Oprah: The Final Boss

Finally, Oprah. The woman who gave us Dr. Phil, book clubs, car giveaways, and the illusion that healing is just one matching armchair away. Trump, a man who once said “I love Oprah” before realizing she was smarter than him, now seems convinced she’s at the center of everything.

He implied that she “knows too much” and once hosted “the wrong kinds of people” on her couch. What he failed to mention is that his own legal team once asked Oprah to mediate a property dispute he started with a mirror.

Oprah, who has survived decades of fame without scandal, is now being rebranded by Trumpworld as the quiet queen of corruption. Because in the logic of this fever dream, success must be suspicious—especially when it’s achieved with grace, poise, and vocabulary.

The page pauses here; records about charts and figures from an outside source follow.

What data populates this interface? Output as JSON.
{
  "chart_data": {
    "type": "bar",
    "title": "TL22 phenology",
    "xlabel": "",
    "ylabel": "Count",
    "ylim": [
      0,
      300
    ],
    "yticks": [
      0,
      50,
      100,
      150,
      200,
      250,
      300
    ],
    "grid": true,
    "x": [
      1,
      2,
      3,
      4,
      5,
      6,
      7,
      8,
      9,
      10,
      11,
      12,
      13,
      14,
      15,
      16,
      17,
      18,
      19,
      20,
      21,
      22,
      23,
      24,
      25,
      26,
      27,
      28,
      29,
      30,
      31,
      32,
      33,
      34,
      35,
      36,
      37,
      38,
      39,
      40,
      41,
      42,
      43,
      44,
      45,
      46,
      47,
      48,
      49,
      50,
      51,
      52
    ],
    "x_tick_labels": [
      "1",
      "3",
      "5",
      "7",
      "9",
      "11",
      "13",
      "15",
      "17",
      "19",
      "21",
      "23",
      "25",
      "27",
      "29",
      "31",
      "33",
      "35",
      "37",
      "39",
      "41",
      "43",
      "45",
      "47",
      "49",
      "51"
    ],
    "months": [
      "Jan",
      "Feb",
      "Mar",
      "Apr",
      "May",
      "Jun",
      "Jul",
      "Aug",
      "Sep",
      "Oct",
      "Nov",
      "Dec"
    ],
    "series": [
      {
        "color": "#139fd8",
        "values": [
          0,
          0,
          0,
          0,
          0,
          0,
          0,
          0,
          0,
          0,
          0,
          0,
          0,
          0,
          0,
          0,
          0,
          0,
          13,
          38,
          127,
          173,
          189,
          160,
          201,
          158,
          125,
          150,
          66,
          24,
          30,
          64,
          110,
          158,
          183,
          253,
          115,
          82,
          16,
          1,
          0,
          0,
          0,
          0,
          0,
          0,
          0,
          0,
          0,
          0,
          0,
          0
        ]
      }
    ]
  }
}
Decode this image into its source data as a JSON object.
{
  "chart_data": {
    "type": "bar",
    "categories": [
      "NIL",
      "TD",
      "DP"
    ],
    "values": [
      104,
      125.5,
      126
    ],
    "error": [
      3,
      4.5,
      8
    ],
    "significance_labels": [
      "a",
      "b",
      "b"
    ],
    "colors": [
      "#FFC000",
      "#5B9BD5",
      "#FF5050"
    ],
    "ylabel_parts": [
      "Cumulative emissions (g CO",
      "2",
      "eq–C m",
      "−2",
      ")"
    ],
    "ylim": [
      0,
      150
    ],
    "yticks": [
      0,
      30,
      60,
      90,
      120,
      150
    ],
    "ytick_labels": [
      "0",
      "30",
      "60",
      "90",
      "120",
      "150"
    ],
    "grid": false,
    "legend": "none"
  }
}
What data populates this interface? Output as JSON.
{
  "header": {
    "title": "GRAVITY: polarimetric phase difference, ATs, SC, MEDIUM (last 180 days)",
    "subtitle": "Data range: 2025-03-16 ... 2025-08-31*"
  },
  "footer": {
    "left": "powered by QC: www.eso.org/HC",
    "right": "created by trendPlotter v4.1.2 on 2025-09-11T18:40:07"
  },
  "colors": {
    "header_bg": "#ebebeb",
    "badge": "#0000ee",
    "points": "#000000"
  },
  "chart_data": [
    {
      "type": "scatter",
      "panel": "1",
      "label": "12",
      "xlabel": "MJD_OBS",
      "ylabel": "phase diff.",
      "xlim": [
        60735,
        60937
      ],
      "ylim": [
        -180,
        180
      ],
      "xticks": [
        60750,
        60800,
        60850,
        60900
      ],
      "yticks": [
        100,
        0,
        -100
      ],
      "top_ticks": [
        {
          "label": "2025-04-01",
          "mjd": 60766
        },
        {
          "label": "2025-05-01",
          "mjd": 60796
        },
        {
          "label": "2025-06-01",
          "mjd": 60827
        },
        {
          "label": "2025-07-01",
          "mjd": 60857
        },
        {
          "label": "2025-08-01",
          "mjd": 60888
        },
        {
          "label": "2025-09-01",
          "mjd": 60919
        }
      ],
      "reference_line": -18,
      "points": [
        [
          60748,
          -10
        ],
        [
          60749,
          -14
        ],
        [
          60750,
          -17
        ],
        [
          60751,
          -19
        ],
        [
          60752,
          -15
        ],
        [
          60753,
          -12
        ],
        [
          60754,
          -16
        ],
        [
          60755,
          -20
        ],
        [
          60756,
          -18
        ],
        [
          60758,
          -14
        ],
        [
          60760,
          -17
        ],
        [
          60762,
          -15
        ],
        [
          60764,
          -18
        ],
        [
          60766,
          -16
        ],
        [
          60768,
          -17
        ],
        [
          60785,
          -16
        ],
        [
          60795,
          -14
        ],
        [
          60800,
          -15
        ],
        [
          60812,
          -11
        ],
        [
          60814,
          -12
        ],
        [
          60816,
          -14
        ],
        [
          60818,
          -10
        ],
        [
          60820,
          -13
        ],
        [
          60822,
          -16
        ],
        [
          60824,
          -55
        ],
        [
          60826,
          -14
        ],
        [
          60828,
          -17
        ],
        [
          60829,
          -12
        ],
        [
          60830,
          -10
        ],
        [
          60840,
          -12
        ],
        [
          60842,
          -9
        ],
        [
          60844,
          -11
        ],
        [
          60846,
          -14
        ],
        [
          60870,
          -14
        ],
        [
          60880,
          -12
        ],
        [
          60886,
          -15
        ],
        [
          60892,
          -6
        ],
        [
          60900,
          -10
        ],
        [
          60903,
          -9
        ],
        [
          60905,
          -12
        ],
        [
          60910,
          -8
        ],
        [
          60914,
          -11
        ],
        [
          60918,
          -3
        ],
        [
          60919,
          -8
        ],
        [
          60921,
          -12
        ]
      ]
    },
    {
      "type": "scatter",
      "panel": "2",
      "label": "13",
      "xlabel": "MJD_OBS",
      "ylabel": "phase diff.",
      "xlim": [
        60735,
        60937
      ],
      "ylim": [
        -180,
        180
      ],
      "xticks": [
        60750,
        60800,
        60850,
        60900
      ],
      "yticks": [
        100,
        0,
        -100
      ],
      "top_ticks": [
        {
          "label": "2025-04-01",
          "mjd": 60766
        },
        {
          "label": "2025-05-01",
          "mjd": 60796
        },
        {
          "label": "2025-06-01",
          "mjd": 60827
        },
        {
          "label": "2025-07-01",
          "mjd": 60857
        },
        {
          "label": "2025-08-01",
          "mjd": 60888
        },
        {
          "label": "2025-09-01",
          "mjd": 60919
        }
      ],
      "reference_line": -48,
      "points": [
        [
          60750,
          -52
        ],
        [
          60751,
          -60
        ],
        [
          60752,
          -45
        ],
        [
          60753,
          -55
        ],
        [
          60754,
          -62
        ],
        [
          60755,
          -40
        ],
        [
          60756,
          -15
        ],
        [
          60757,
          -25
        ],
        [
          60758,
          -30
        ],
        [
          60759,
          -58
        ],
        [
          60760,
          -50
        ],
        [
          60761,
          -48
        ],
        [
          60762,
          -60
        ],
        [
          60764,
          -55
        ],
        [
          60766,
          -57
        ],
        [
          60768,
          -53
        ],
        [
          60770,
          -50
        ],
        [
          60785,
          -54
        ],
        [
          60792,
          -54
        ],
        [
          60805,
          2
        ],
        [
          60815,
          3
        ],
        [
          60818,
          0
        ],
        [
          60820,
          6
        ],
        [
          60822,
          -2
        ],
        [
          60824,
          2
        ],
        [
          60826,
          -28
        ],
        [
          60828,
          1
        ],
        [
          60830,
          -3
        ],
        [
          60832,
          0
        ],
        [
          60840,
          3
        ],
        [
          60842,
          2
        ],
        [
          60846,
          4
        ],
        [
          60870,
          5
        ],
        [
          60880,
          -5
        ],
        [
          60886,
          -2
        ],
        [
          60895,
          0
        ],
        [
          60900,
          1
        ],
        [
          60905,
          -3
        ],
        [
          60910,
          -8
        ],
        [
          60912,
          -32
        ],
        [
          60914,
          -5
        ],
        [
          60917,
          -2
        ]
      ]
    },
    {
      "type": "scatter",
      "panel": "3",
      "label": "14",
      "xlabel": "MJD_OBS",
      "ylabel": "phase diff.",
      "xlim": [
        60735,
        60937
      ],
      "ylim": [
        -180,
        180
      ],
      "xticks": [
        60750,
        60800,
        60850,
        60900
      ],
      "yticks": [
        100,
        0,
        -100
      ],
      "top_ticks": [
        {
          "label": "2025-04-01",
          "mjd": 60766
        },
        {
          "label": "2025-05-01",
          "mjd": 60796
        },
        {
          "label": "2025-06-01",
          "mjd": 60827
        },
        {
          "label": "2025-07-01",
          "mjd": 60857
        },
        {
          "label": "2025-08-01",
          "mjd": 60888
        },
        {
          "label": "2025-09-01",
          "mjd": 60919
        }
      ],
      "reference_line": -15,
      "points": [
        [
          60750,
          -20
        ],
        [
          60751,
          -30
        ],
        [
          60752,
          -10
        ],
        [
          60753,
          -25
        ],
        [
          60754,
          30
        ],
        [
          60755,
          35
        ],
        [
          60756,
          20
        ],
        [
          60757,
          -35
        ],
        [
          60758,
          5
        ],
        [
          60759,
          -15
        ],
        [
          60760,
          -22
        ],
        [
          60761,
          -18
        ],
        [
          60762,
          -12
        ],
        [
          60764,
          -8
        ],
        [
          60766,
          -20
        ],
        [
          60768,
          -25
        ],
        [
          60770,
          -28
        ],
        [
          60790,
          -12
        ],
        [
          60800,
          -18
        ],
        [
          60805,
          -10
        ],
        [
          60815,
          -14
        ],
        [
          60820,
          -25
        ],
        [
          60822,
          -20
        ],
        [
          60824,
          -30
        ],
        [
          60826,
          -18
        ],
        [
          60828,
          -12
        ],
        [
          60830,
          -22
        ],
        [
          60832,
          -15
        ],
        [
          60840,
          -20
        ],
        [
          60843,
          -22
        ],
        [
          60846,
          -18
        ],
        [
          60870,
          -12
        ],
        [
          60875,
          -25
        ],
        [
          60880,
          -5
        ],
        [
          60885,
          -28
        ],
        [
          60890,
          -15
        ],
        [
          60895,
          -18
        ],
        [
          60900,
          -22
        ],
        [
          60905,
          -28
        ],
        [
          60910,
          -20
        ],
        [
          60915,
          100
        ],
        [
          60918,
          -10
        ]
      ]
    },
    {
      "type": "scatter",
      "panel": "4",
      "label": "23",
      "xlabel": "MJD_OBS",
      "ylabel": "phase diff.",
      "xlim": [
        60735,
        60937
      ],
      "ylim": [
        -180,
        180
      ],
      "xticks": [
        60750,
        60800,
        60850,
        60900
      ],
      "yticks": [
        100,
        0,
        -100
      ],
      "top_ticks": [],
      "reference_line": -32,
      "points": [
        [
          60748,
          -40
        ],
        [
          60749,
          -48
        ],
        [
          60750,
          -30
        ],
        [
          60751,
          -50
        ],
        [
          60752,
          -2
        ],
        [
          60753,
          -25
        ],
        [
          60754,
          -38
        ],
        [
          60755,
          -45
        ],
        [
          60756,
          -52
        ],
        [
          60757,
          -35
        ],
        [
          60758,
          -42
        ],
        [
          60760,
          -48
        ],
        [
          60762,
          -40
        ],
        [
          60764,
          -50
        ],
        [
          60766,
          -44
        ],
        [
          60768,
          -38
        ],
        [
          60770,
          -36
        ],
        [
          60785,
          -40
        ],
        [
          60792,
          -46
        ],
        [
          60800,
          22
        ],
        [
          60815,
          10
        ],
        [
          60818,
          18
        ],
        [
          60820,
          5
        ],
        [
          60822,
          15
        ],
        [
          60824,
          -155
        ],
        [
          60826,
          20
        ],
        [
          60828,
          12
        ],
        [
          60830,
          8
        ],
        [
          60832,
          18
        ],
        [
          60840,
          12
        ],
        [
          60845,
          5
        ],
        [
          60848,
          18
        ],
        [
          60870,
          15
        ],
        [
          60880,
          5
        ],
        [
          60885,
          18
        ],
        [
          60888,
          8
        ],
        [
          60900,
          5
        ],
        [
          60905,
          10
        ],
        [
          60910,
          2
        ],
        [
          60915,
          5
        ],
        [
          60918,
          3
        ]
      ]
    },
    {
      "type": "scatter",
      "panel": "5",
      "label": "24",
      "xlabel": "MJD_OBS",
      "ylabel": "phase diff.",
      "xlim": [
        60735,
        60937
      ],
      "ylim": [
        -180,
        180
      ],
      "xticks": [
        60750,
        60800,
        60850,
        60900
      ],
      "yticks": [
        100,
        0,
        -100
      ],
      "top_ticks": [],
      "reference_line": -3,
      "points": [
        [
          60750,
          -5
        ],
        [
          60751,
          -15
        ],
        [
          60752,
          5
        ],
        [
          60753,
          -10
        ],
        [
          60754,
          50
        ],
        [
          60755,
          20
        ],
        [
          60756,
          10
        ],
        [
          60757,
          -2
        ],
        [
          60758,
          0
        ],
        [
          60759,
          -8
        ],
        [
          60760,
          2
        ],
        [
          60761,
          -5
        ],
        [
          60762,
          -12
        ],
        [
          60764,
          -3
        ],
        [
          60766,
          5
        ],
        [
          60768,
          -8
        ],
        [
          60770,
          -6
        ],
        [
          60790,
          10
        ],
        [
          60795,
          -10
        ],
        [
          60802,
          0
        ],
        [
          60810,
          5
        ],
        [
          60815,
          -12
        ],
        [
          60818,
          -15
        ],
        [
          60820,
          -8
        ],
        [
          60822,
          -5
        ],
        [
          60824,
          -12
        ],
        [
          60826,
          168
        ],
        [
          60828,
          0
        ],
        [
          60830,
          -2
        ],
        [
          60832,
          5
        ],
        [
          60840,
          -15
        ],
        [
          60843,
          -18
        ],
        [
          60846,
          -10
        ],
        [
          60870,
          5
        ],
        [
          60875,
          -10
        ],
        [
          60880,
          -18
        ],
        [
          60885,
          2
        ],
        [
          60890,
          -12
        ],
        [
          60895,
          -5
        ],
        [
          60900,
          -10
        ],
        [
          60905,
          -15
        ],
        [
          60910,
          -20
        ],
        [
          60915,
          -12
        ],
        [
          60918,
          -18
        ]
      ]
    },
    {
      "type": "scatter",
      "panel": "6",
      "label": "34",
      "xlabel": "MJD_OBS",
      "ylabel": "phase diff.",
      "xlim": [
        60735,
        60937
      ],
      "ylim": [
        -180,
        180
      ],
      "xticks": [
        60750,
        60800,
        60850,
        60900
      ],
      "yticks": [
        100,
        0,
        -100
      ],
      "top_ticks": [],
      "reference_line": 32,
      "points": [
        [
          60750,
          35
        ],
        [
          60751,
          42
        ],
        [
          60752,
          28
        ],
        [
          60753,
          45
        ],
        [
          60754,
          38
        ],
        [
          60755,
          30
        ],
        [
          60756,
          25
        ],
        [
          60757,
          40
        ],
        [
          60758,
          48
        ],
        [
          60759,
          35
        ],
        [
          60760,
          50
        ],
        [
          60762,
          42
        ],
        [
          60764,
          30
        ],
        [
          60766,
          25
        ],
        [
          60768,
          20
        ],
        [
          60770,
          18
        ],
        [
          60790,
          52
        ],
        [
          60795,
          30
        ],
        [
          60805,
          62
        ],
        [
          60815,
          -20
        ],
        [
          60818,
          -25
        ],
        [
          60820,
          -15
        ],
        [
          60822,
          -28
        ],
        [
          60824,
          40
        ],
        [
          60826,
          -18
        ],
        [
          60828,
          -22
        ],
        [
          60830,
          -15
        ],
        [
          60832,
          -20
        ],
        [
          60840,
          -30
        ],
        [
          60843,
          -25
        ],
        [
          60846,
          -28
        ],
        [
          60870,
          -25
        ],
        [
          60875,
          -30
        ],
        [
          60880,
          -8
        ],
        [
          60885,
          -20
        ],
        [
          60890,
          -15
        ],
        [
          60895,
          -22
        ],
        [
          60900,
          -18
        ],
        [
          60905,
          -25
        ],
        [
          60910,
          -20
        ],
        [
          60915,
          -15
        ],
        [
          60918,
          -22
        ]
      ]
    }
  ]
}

The Common Thread? Power Without Permission

Kamala. Beyoncé. Oprah. Three women who have risen to the top without asking men like Trump for approval. And in Trump’s universe, that’s the ultimate crime. It’s not the Epstein connection that scares him. It’s the power these women hold—earned, unbothered, and impossible to subpoena.

He can’t outtalk Kamala. He can’t outsell Beyoncé. He can’t out-inspire Oprah. So he does what any ego trapped in a legal spiral would do: he screams “conspiracy!” into a microphone shaped like a grudge.


Final Thought:
When a man this desperate for relevance goes after three women this powerful, it’s not justice—it’s projection in full drag. Kamala will keep governing. Beyoncé will keep selling out stadiums. Oprah will keep healing the world one voice memo at a time. And Trump? He’ll keep shouting at windmills, whales, and women who make him feel small.

It’s not a witch hunt. It’s a tantrum. And these women are not witches—they’re architects of influence. Which, to a man like Trump, is far more terrifying.